Out West Arts: Performance at the end of the world

Opera, music, theater, and art in Los Angeles and beyond

Romeo et al.

June 01, 2007

Joy Osmanski as Juliet and Deborah Strang as the Nurse
Photo: Craig Schwartz/ANW 2007
I’ve been neglecting to comment on the final production of A Noise Within’s spring season, Romeo and Juliet, which I saw last weekend. In part this is due to the fact that this is not my favorite Shakespeare play by a long shot. The only time I’ve ever found it the least bit engaging was Gounod’s operatic take on the text when LA Opera mounted it in 2005 with Anna Netrebko and Rolando Villazon. Which may say more about the cast than the play itself – in a convincingly acted performance with two talents of this caliber suddenly the play seemed to work on some level. It may not be that I dislike the play so much as that I just haven't met the right production yet. (I suspect this gets under the skin of all you Netrebko-haters out there. Face it, people eagerly pay to see her for a reason other than her looks. So get over yourselves already.)

ANW pulled out all the stops for this big cast extravaganza of a production under the direction of Michael Murray. No expense was spared in the action department either as fight director Ken Merckx (cast as Tybalt) went full-tilt with some fairly convincing fight scenes. The set design was minimal leaving the focus on the cast who were in period costume appropriate for its 1930s coastal Italy update. Of course I couldn’t quite figure out how Tybalt and Paris got into the coastal Italian branch of the German SS, but some things are better left unknown. The leads were Joy Osmanski as Juliet and Steve Coombs returning to local stages as Romeo. Coombs was decidedly more clothed here than in his appearance in The Picture of Dorian Gray at Boston Court Theater last year. But since he is young and the director has a convenient excuse for him to take his shirt off, I suppose it could make him a little more convincing as a young man in love. However, all the abs in the world couldn't prevent his, or Ms. Osmanski’s, performances from being as stiff as a board. (Ms. Netrebko and Mr. Villazon may be "hot" for sex-starved opera audiences, but there are thousands far more attractive wannabes in LA who can't generate one iota of the emotion either of them can with the power of their voices.)

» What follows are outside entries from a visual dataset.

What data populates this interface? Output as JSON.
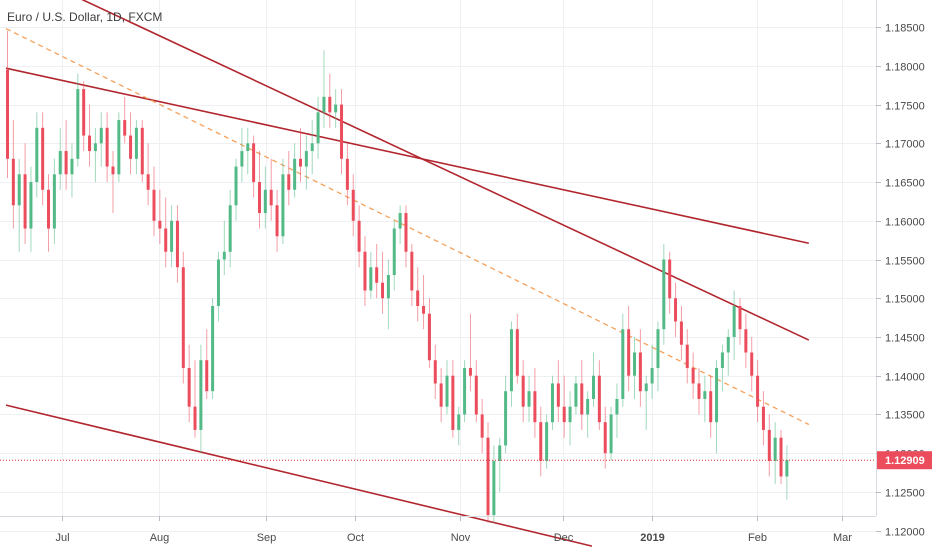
{
  "chart_data": {
    "type": "candlestick",
    "title": "Euro / U.S. Dollar, 1D, FXCM",
    "y_range": [
      1.1175,
      1.1885
    ],
    "y_ticks": [
      "1.18500",
      "1.18000",
      "1.17500",
      "1.17000",
      "1.16500",
      "1.16000",
      "1.15500",
      "1.15000",
      "1.14500",
      "1.14000",
      "1.13500",
      "1.13000",
      "1.12500",
      "1.12000"
    ],
    "x_ticks": [
      "Jul",
      "Aug",
      "Sep",
      "Oct",
      "Nov",
      "Dec",
      "2019",
      "Feb",
      "Mar"
    ],
    "x_tick_bold": "2019",
    "last_price": "1.12909",
    "colors": {
      "up": "#53b987",
      "down": "#eb4d5c",
      "trendline": "#b2262e",
      "dashed_line": "#f5a05a",
      "price_line": "#e02b2b",
      "price_label_bg": "#eb4d5c",
      "grid": "#eef0f4",
      "axis": "#d7dae0"
    },
    "trendlines": [
      {
        "style": "solid",
        "from": {
          "bar": -8,
          "price": 1.196
        },
        "to": {
          "bar": 137,
          "price": 1.1446
        }
      },
      {
        "style": "solid",
        "from": {
          "bar": 0,
          "price": 1.1797
        },
        "to": {
          "bar": 137,
          "price": 1.1571
        }
      },
      {
        "style": "solid",
        "from": {
          "bar": 0,
          "price": 1.1362
        },
        "to": {
          "bar": 100,
          "price": 1.118
        }
      },
      {
        "style": "dashed",
        "from": {
          "bar": 0,
          "price": 1.1848
        },
        "to": {
          "bar": 137,
          "price": 1.1337
        }
      }
    ],
    "candles": [
      [
        1.1795,
        1.1845,
        1.1655,
        1.168
      ],
      [
        1.168,
        1.173,
        1.159,
        1.162
      ],
      [
        1.162,
        1.168,
        1.156,
        1.166
      ],
      [
        1.166,
        1.17,
        1.157,
        1.159
      ],
      [
        1.159,
        1.167,
        1.156,
        1.165
      ],
      [
        1.165,
        1.174,
        1.163,
        1.172
      ],
      [
        1.172,
        1.174,
        1.162,
        1.164
      ],
      [
        1.164,
        1.166,
        1.156,
        1.159
      ],
      [
        1.159,
        1.168,
        1.157,
        1.166
      ],
      [
        1.166,
        1.172,
        1.164,
        1.169
      ],
      [
        1.169,
        1.173,
        1.164,
        1.166
      ],
      [
        1.166,
        1.17,
        1.163,
        1.168
      ],
      [
        1.168,
        1.179,
        1.167,
        1.177
      ],
      [
        1.177,
        1.178,
        1.169,
        1.171
      ],
      [
        1.171,
        1.175,
        1.167,
        1.169
      ],
      [
        1.169,
        1.172,
        1.165,
        1.17
      ],
      [
        1.17,
        1.174,
        1.167,
        1.172
      ],
      [
        1.172,
        1.174,
        1.165,
        1.167
      ],
      [
        1.167,
        1.169,
        1.161,
        1.166
      ],
      [
        1.166,
        1.174,
        1.165,
        1.173
      ],
      [
        1.173,
        1.176,
        1.17,
        1.171
      ],
      [
        1.171,
        1.174,
        1.166,
        1.168
      ],
      [
        1.168,
        1.173,
        1.166,
        1.172
      ],
      [
        1.172,
        1.173,
        1.165,
        1.166
      ],
      [
        1.166,
        1.17,
        1.162,
        1.164
      ],
      [
        1.164,
        1.167,
        1.158,
        1.16
      ],
      [
        1.16,
        1.164,
        1.157,
        1.159
      ],
      [
        1.159,
        1.163,
        1.154,
        1.156
      ],
      [
        1.156,
        1.162,
        1.154,
        1.16
      ],
      [
        1.16,
        1.162,
        1.152,
        1.154
      ],
      [
        1.154,
        1.156,
        1.139,
        1.141
      ],
      [
        1.141,
        1.144,
        1.134,
        1.136
      ],
      [
        1.136,
        1.142,
        1.132,
        1.133
      ],
      [
        1.133,
        1.144,
        1.13,
        1.142
      ],
      [
        1.142,
        1.146,
        1.137,
        1.138
      ],
      [
        1.138,
        1.15,
        1.137,
        1.149
      ],
      [
        1.149,
        1.156,
        1.147,
        1.155
      ],
      [
        1.155,
        1.16,
        1.153,
        1.156
      ],
      [
        1.156,
        1.164,
        1.154,
        1.162
      ],
      [
        1.162,
        1.168,
        1.16,
        1.167
      ],
      [
        1.167,
        1.172,
        1.165,
        1.169
      ],
      [
        1.169,
        1.172,
        1.166,
        1.17
      ],
      [
        1.17,
        1.171,
        1.163,
        1.165
      ],
      [
        1.165,
        1.169,
        1.159,
        1.161
      ],
      [
        1.161,
        1.167,
        1.159,
        1.164
      ],
      [
        1.164,
        1.168,
        1.16,
        1.162
      ],
      [
        1.162,
        1.164,
        1.156,
        1.158
      ],
      [
        1.158,
        1.168,
        1.157,
        1.166
      ],
      [
        1.166,
        1.169,
        1.162,
        1.164
      ],
      [
        1.164,
        1.17,
        1.163,
        1.168
      ],
      [
        1.168,
        1.172,
        1.165,
        1.167
      ],
      [
        1.167,
        1.171,
        1.164,
        1.169
      ],
      [
        1.169,
        1.173,
        1.166,
        1.17
      ],
      [
        1.17,
        1.176,
        1.168,
        1.174
      ],
      [
        1.174,
        1.182,
        1.172,
        1.176
      ],
      [
        1.176,
        1.179,
        1.172,
        1.174
      ],
      [
        1.174,
        1.177,
        1.172,
        1.175
      ],
      [
        1.175,
        1.177,
        1.166,
        1.168
      ],
      [
        1.168,
        1.17,
        1.162,
        1.164
      ],
      [
        1.164,
        1.166,
        1.158,
        1.16
      ],
      [
        1.16,
        1.162,
        1.154,
        1.156
      ],
      [
        1.156,
        1.158,
        1.149,
        1.151
      ],
      [
        1.151,
        1.156,
        1.15,
        1.154
      ],
      [
        1.154,
        1.157,
        1.15,
        1.152
      ],
      [
        1.152,
        1.156,
        1.148,
        1.15
      ],
      [
        1.15,
        1.155,
        1.146,
        1.153
      ],
      [
        1.153,
        1.16,
        1.151,
        1.159
      ],
      [
        1.159,
        1.162,
        1.157,
        1.161
      ],
      [
        1.161,
        1.162,
        1.154,
        1.156
      ],
      [
        1.156,
        1.157,
        1.149,
        1.151
      ],
      [
        1.151,
        1.154,
        1.147,
        1.149
      ],
      [
        1.149,
        1.153,
        1.146,
        1.148
      ],
      [
        1.148,
        1.15,
        1.141,
        1.142
      ],
      [
        1.142,
        1.144,
        1.137,
        1.139
      ],
      [
        1.139,
        1.141,
        1.134,
        1.136
      ],
      [
        1.136,
        1.142,
        1.135,
        1.14
      ],
      [
        1.14,
        1.142,
        1.132,
        1.133
      ],
      [
        1.133,
        1.136,
        1.131,
        1.135
      ],
      [
        1.135,
        1.142,
        1.134,
        1.141
      ],
      [
        1.141,
        1.148,
        1.138,
        1.14
      ],
      [
        1.14,
        1.142,
        1.134,
        1.135
      ],
      [
        1.135,
        1.137,
        1.13,
        1.132
      ],
      [
        1.132,
        1.134,
        1.121,
        1.122
      ],
      [
        1.122,
        1.131,
        1.121,
        1.129
      ],
      [
        1.129,
        1.132,
        1.125,
        1.131
      ],
      [
        1.131,
        1.14,
        1.13,
        1.138
      ],
      [
        1.138,
        1.147,
        1.136,
        1.146
      ],
      [
        1.146,
        1.148,
        1.139,
        1.14
      ],
      [
        1.14,
        1.142,
        1.134,
        1.136
      ],
      [
        1.136,
        1.14,
        1.134,
        1.138
      ],
      [
        1.138,
        1.141,
        1.132,
        1.134
      ],
      [
        1.134,
        1.136,
        1.127,
        1.129
      ],
      [
        1.129,
        1.135,
        1.128,
        1.134
      ],
      [
        1.134,
        1.14,
        1.133,
        1.139
      ],
      [
        1.139,
        1.142,
        1.134,
        1.136
      ],
      [
        1.136,
        1.14,
        1.132,
        1.134
      ],
      [
        1.134,
        1.138,
        1.131,
        1.136
      ],
      [
        1.136,
        1.14,
        1.135,
        1.139
      ],
      [
        1.139,
        1.142,
        1.133,
        1.135
      ],
      [
        1.135,
        1.138,
        1.132,
        1.137
      ],
      [
        1.137,
        1.143,
        1.136,
        1.14
      ],
      [
        1.14,
        1.142,
        1.133,
        1.134
      ],
      [
        1.134,
        1.136,
        1.128,
        1.13
      ],
      [
        1.13,
        1.136,
        1.129,
        1.135
      ],
      [
        1.135,
        1.139,
        1.132,
        1.137
      ],
      [
        1.137,
        1.148,
        1.136,
        1.146
      ],
      [
        1.146,
        1.149,
        1.138,
        1.14
      ],
      [
        1.14,
        1.145,
        1.137,
        1.143
      ],
      [
        1.143,
        1.146,
        1.136,
        1.138
      ],
      [
        1.138,
        1.14,
        1.133,
        1.139
      ],
      [
        1.139,
        1.144,
        1.137,
        1.141
      ],
      [
        1.141,
        1.147,
        1.138,
        1.146
      ],
      [
        1.146,
        1.157,
        1.144,
        1.155
      ],
      [
        1.155,
        1.156,
        1.148,
        1.15
      ],
      [
        1.15,
        1.152,
        1.145,
        1.147
      ],
      [
        1.147,
        1.149,
        1.142,
        1.144
      ],
      [
        1.144,
        1.146,
        1.139,
        1.141
      ],
      [
        1.141,
        1.143,
        1.137,
        1.139
      ],
      [
        1.139,
        1.141,
        1.135,
        1.137
      ],
      [
        1.137,
        1.14,
        1.134,
        1.138
      ],
      [
        1.138,
        1.14,
        1.132,
        1.134
      ],
      [
        1.134,
        1.142,
        1.13,
        1.141
      ],
      [
        1.141,
        1.144,
        1.138,
        1.143
      ],
      [
        1.143,
        1.146,
        1.14,
        1.145
      ],
      [
        1.145,
        1.151,
        1.142,
        1.149
      ],
      [
        1.149,
        1.15,
        1.144,
        1.146
      ],
      [
        1.146,
        1.148,
        1.141,
        1.143
      ],
      [
        1.143,
        1.145,
        1.138,
        1.14
      ],
      [
        1.14,
        1.142,
        1.134,
        1.136
      ],
      [
        1.136,
        1.138,
        1.131,
        1.133
      ],
      [
        1.133,
        1.135,
        1.127,
        1.129
      ],
      [
        1.129,
        1.134,
        1.126,
        1.132
      ],
      [
        1.132,
        1.133,
        1.126,
        1.127
      ],
      [
        1.127,
        1.131,
        1.124,
        1.1291
      ]
    ]
  }
}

The real stars here are J. Todd Adams’ as Mercutio, Mark Bramhall’s Friar Lawrence, and Deborah Strang as the Nurse. These long time ANW collaborators proved their weight in gold once again capturing the stage throughout the evening. Strang continues to be one of the greatest treasures of the local theater scene here in LA and her performance as the Nurse here makes it clear why. These three performances alone made the production worthwhile and argue for why A Noise Within continues to provide some of the best and most enjoyable theater evenings in town. ANW has announced its 2007-2008 season which will include The Winter's Tale, Henry IV Part I, and Night of the Iguana which you can read more about here.


Hey, I saw a fantastic R&J in Ashland a few years ago--The jaded festival audiences were teary, I actually heard honest-to-god sobbing at the end. The setting was contemporary, the "Two houses" were fashion houses and the hot young men were hot. Like, model-hot. Did you not see that one?
As a matter of fact, I did and would certainly agree that it was preferable. In fact, I'm rather looking forward to seeing this year's R&J as well considering that it will be directed by the festival's incoming artistic director Bill Rausch.